If your house was under threat of confiscation, would you rather
1. be given a house built out of recycled cardboard?
or
2. be left to your own devices to emotionalise enough angry bile and spit to produce a new casa de saliva?

It may be yesterday’s news to some, but I was surprised to read that swiftlets are suffering forced eviction due to gourmand greed! Swiftlets are the little birds whose nests are prized for bird nest soup. Some varieties of Thai swiftlet construct nests comprised of 80% lugie! Homelessness seems like a poor reward for resourcefullness.


image from Hoko Studio design collaborative, cropped and used entirely without permission

Design collaborative Hoko Studio has a partial solution. And by ‘partial’, I mean partial. Use birdhouses to package and distribute the nests. When the cook is done leaching the saliva out of the nest, the customer can hang the packaging on a tree (or high up in a cave in Thailand) and commence slurping with a partially clean conscience!

Partial solutions are only half the beauty of critical design.

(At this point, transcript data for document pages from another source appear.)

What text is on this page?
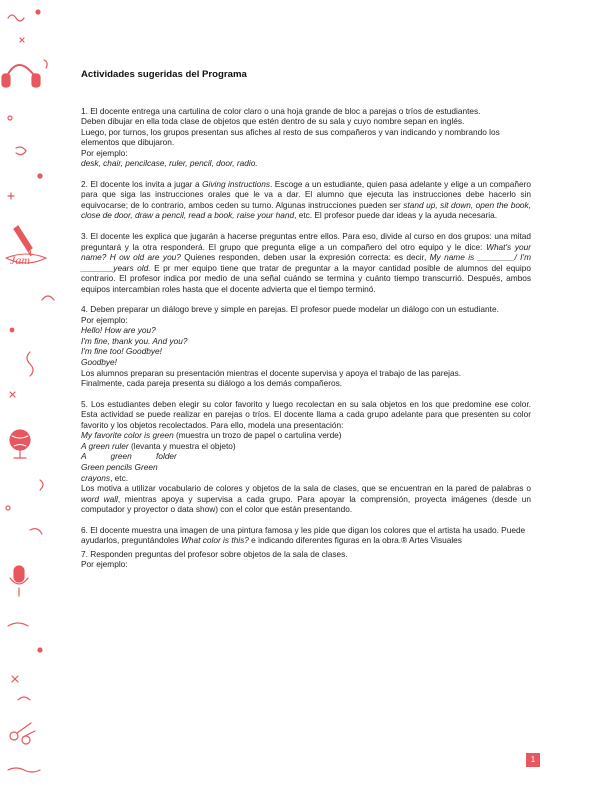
Jam
Actividades sugeridas del Programa

1. El docente entrega una cartulina de color claro o una hoja grande de bloc a parejas o tríos de estudiantes.

Deben dibujar en ella toda clase de objetos que estén dentro de su sala y cuyo nombre sepan en inglés.

Luego, por turnos, los grupos presentan sus afiches al resto de sus compañeros y van indicando y nombrando los elementos que dibujaron.

Por ejemplo:

desk, chair, pencilcase, ruler, pencil, door, radio.

2. El docente los invita a jugar a Giving instructions. Escoge a un estudiante, quien pasa adelante y elige a un compañero para que siga las instrucciones orales que le va a dar. El alumno que ejecuta las instrucciones debe hacerlo sin equivocarse; de lo contrario, ambos ceden su turno. Algunas instrucciones pueden ser stand up, sit down, open the book, close de door, draw a pencil, read a book, raise your hand, etc. El profesor puede dar ideas y la ayuda necesaria.
3. El docente les explica que jugarán a hacerse preguntas entre ellos. Para eso, divide al curso en dos grupos: una mitad preguntará y la otra responderá. El grupo que pregunta elige a un compañero del otro equipo y le dice: What's your name? H ow old are you? Quienes responden, deben usar la expresión correcta: es decir, My name is ________/ I'm _______years old. E pr mer equipo tiene que tratar de preguntar a la mayor cantidad posible de alumnos del equipo contrario. El profesor indica por medio de una señal cuándo se termina y cuánto tiempo transcurrió. Después, ambos equipos intercambian roles hasta que el docente advierta que el tiempo terminó.

4. Deben preparar un diálogo breve y simple en parejas. El profesor puede modelar un diálogo con un estudiante.

Por ejemplo:

Hello! How are you?

I'm fine, thank you. And you?

I'm fine too! Goodbye!

Goodbye!

Los alumnos preparan su presentación mientras el docente supervisa y apoya el trabajo de las parejas.

Finalmente, cada pareja presenta su diálogo a los demás compañeros.

5. Los estudiantes deben elegir su color favorito y luego recolectan en su sala objetos en los que predomine ese color. Esta actividad se puede realizar en parejas o tríos. El docente llama a cada grupo adelante para que presenten su color favorito y los objetos recolectados. Para ello, modela una presentación:

My favorite color is green (muestra un trozo de papel o cartulina verde)

A green ruler (levanta y muestra el objeto)

A green folder

Green pencils Green

crayons, etc.

Los motiva a utilizar vocabulario de colores y objetos de la sala de clases, que se encuentran en la pared de palabras o word wall, mientras apoya y supervisa a cada grupo. Para apoyar la comprensión, proyecta imágenes (desde un computador y proyector o data show) con el color que están presentando.

6. El docente muestra una imagen de una pintura famosa y les pide que digan los colores que el artista ha usado. Puede ayudarlos, preguntándoles What color is this? e indicando diferentes figuras en la obra.® Artes Visuales

7. Responden preguntas del profesor sobre objetos de la sala de clases.

Por ejemplo:

1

image from Hoko Studio design collaborative, cropped and used entirely without permission

Hoko Studio’s proposal titled ‘Eat Bed’ is one of several ‘critical design’ projects exhibited at the Platform 21 website under the title, Positive Alarm (fixing what is wrong without making it wronger). Platform 21 is a newish venue for design situated in Amsterdam’s newish city center, de Zuidas, (pronounced South Central).

Here’s the Platform 21 culture blurb: ‘the domain of creation is not something professionals have a monopoly on. We are interested in creative developments in fashion and design, including amateur initiatives.’

Huh. Platform 21 does seem like an OK initiative, although their website is probably the most annoying surf you’ll have this week. Indeed a platform for Dutch and international design initiatives has been sorely missing ever since the nest known as the Vormgevings Instituut (pronounced Netherlands Design Institute) was confiscated by barbaric xenophobes back in the ’90’s. Maybe Platform 21 will provide a new place for design to alight. The director is ethnic Dutch, always a good starting point. Soup is on!